CD2: For those wanting more epics, just two tracks fill this disc, starting with “Not Afraid, Pt 2.”  It is twenty minutes of the classic Morse approach to tracks. It starts with nods to Refugee and Dream Theater, then moves into several tunes, which gives Gillette plenty of material to bud his solos on. At several points, Morse’s synth adds terrific emphasis between lines. Like Part 1, it also quietens down to build up again from around fourteen minutes in.  

While faith is often understated in this album, it gets more explicit here, where the water is a main lyrical metaphor:
“Come on all you sons and daughters, make your way kids in this rising tide.
  Come find love that has no borders, the gathering Son, you will be his bride,
  And it’s alright now, I’m coming home.”

While “Not Afraid” is a fairly comfortable amalgamation of typical Morse elements, “Beyond the Years” is on another level right from its orchestral start. There is a slow, almost climactic, feel inside the first of its 31 minutes.  From there it develops new ground, such as a section reminiscent of medieval dance music, some shredding, a Gentle Giant type of vocal interplay, some very powerful synth and guitar solos, a drum and bass duet, and an instrumental section that begins in Bach style and develops into a laid-back backing that echoes, well, Floyd’s “Echoes.” There are epic tracks and EPIC tracks. This is the latter.

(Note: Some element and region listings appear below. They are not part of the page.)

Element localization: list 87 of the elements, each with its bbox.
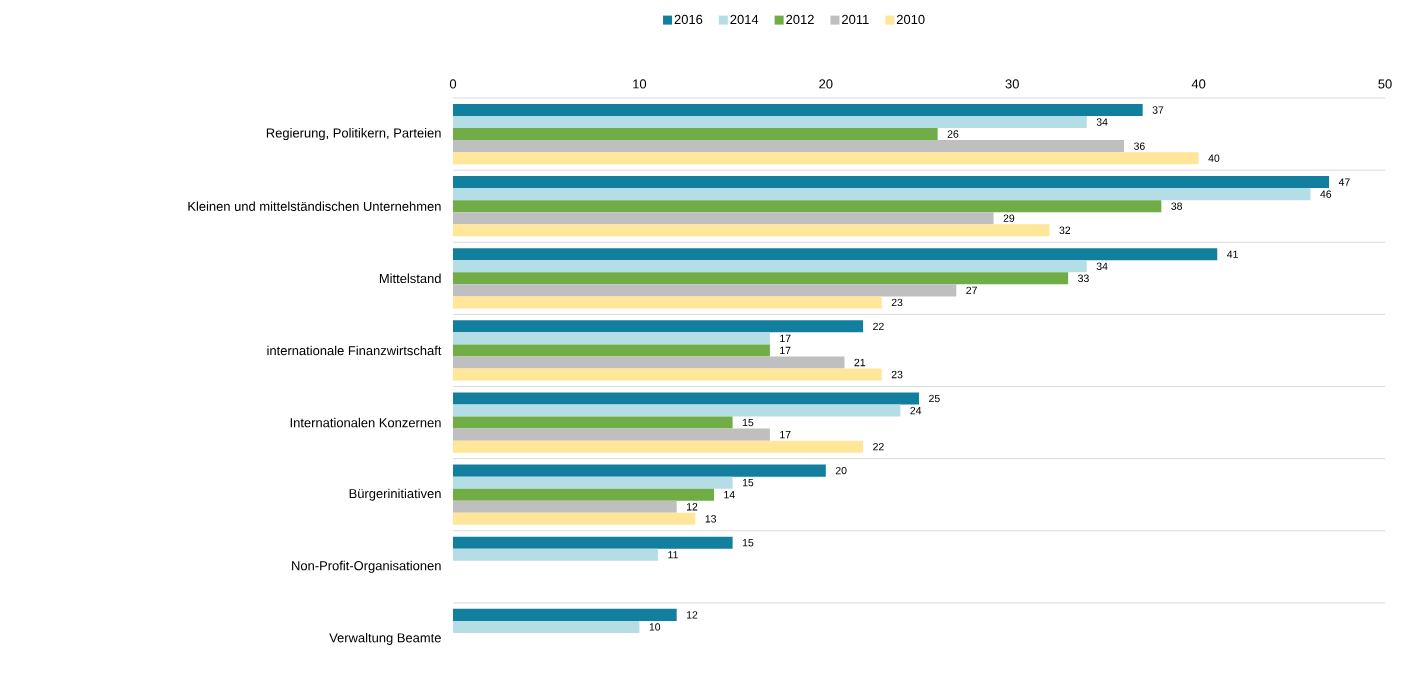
y-tick-label: Non-Profit-Organisationen	[292, 560, 441, 573]
data-label: 15	[742, 539, 754, 547]
bar	[453, 356, 845, 369]
data-label: 34	[1096, 118, 1108, 126]
bar	[453, 320, 864, 333]
legend-label: 2016	[674, 14, 703, 25]
bar	[453, 368, 882, 381]
data-label: 24	[910, 406, 922, 415]
y-tick-label: internationale Finanzwirtschaft	[267, 345, 442, 356]
data-label: 21	[854, 358, 866, 367]
bar	[453, 260, 1087, 273]
bar	[453, 212, 994, 225]
bar	[453, 152, 1199, 165]
bar	[453, 284, 957, 297]
data-label: 46	[1320, 190, 1332, 198]
data-label: 37	[1152, 106, 1164, 114]
y-tick-label: Verwaltung Beamte	[329, 632, 441, 645]
data-label: 15	[742, 479, 754, 487]
data-label: 23	[891, 298, 903, 307]
data-label: 47	[1338, 178, 1350, 186]
data-label: 17	[780, 334, 791, 342]
data-label: 38	[1171, 202, 1183, 210]
bar	[453, 272, 1069, 285]
y-tick-label: Internationalen Konzernen	[290, 417, 441, 428]
legend-label: 2014	[730, 14, 759, 25]
bar	[453, 476, 733, 489]
x-tick-label: 20	[819, 79, 833, 89]
data-label: 11	[668, 551, 678, 559]
data-label: 34	[1096, 262, 1108, 270]
bar	[453, 404, 901, 417]
data-label: 25	[929, 394, 940, 403]
x-tick-label: 0	[449, 79, 457, 89]
x-tick-label: 30	[1005, 79, 1019, 89]
data-label: 33	[1078, 274, 1089, 283]
x-tick-label: 10	[633, 79, 647, 89]
data-label: 17	[780, 431, 791, 439]
data-label: 12	[687, 611, 698, 619]
data-label: 14	[724, 491, 735, 499]
data-label: 23	[891, 370, 903, 379]
bar	[453, 116, 1087, 129]
bar	[453, 140, 1125, 153]
bar	[453, 128, 938, 141]
legend-label: 2012	[786, 14, 814, 25]
data-label: 29	[1003, 214, 1015, 222]
data-label: 12	[687, 503, 698, 511]
data-label: 17	[780, 346, 791, 355]
bar	[453, 620, 640, 633]
data-label: 32	[1059, 226, 1071, 234]
bar	[453, 536, 733, 549]
data-label: 36	[1133, 142, 1145, 150]
bar	[453, 224, 1050, 237]
bar	[453, 512, 696, 525]
bar	[453, 488, 714, 501]
bar	[453, 248, 1218, 261]
bar	[453, 608, 677, 621]
data-label: 22	[873, 322, 884, 330]
bar	[453, 440, 864, 453]
legend-label: 2011	[842, 14, 869, 25]
legend-label: 2010	[896, 14, 925, 25]
data-label: 27	[966, 286, 977, 295]
bar	[453, 416, 733, 429]
bar	[453, 392, 920, 405]
y-tick-label: Mittelstand	[379, 273, 441, 284]
bar	[453, 464, 826, 477]
data-label: 15	[742, 418, 754, 427]
bar	[453, 200, 1162, 213]
y-tick-label: Kleinen und mittelständischen Unternehmen	[188, 201, 441, 211]
y-tick-label: Regierung, Politikern, Parteien	[266, 128, 441, 141]
x-tick-label: 50	[1378, 79, 1392, 89]
data-label: 26	[947, 130, 959, 138]
bar	[453, 188, 1311, 201]
data-label: 20	[835, 466, 847, 475]
data-label: 13	[705, 515, 717, 523]
bar	[453, 548, 659, 561]
bar	[453, 296, 882, 309]
x-tick-label: 40	[1191, 79, 1206, 89]
data-label: 41	[1227, 250, 1238, 258]
bar	[453, 332, 770, 345]
y-tick-label: Bürgerinitiativen	[349, 488, 441, 501]
bar	[453, 428, 770, 441]
bar	[453, 500, 677, 513]
data-label: 40	[1208, 154, 1220, 162]
data-label: 10	[649, 623, 661, 631]
bar	[453, 176, 1330, 189]
data-label: 22	[873, 443, 884, 451]
bar	[453, 344, 770, 357]
bar	[453, 103, 1143, 116]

Our reviews of this band have often remarked on their multi-instrumental talents, but not only can the members play each other’s instruments (and play their own impeccably), their vocals combine in so many ways. That means that harmonies can always kick in for the emotional high spots, and individually Gillette’s higher register often takes over from Morse’s as a song builds. Hubauer’s vocals complement these, his voice not as strong, but distinctive in its timbre.

It hardly needs to be said any more, but the sound is impeccable, and Rich Mauser’s exemplary production (as on the recent Transatlantic album) again brings out details that really enhance the experience. If this were released in 1974, it would have made them millionaires.